Autograph poem signed « Jacques Prévert », enriched with a small drawing representing a small cat
[Antibes, 1956], 1 p. in-plano
Some typographic annotation with pencil, fold marks, tiny tears on upper and lower margins

Very nice tribute in the form of a poem to his friend Pierre Charbonnier


« La couleur de la lumière
et celle de l’obscurité
sont deux sœurs
jumelles de la même clarté
Le brouillard sans la splendeur
du souvenir ensoleillé
ne serait qu’un faux aveugle
avec un chœur de fausse fidélité
Tout cela Pierre Charbonnier le sait
Un mur
Une peinture sur ce mur
éclaire la maison
Dans sa simplicité singulière
son apparente réalité
la rivière
dans le cadre comme dans l’écluse
garde sa fraîcheur première
Et comme au pied du mur
on peut voir le maçon
on peut voir en peinture
le peintre sur ce mur
Pierre Charbonnier qui regarde
la rivière
et ses écluses de fer
avec tendresse détresse et amitié
avec ardente lucidité
Jacques Prévert »


A poet familiar with the dramatic arts, Jacques Prévert is known for his style that rhymes poetry and language plays.

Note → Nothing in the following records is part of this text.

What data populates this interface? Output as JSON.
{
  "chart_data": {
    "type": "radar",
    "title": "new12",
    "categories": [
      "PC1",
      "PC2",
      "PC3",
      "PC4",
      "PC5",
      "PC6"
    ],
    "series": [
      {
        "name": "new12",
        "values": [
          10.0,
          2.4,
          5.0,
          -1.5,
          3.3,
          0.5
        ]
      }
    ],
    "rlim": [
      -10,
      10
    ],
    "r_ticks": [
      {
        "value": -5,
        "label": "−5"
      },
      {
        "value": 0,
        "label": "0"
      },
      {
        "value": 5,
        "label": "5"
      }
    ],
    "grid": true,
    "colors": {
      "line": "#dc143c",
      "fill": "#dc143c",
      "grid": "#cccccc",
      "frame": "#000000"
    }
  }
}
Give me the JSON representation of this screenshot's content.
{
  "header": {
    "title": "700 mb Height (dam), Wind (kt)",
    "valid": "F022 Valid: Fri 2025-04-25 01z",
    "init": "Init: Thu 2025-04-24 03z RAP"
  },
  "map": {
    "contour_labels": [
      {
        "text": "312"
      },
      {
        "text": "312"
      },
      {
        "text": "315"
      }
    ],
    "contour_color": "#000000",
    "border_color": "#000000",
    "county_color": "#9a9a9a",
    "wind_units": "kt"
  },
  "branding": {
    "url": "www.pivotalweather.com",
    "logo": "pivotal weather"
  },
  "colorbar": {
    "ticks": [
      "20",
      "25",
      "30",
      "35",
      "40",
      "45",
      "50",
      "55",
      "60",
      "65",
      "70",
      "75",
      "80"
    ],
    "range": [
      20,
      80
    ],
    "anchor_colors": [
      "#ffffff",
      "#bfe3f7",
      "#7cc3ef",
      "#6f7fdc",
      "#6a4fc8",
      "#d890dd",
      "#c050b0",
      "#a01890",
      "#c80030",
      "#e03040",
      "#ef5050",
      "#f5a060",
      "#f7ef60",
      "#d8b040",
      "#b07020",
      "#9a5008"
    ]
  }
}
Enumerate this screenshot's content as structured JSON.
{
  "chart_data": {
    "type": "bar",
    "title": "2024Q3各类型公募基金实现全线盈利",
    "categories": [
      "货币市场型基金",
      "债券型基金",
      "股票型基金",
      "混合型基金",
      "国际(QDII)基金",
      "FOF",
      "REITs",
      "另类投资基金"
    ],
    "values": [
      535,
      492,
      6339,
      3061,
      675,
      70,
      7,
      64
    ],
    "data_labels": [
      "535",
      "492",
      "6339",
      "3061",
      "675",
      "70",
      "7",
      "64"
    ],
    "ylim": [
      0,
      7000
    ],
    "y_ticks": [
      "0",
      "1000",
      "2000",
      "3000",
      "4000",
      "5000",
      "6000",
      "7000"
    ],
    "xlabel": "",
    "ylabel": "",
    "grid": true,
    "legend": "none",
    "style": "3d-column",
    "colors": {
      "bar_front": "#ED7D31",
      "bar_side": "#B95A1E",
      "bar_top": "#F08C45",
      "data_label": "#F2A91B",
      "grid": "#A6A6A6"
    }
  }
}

A great friend of Prévert, the painter Pierre Charbonnier (1897-1978) was dedicated by the poet to his poem “Paysage” in March 1956, in Antibes, which resumed the mode of free verses without an apparent rhyme scheme, with attention to sounds. The two poems are similar in that they are built in the mode of ekphrasis, offering both literary and pictorial creation. In our poem, this invitation to contemplate is all the more remarkable for the play on the homophony of heart and “choir”, as if to make each reader the voice carried to understand and say the respectful paintings. At times, the material descriptions are mixed with abstract notions, such as “tenderness”, “friendship”, “lucidity”, thus leading the reader to find his own feelings over the course of the text. Also, language games are numerous, the most remarkable of which is perhaps this association in the mode of an almost oxymoronic paronomasis, “tenderness distress”, reminding us that this is indeed the pen of Prévert.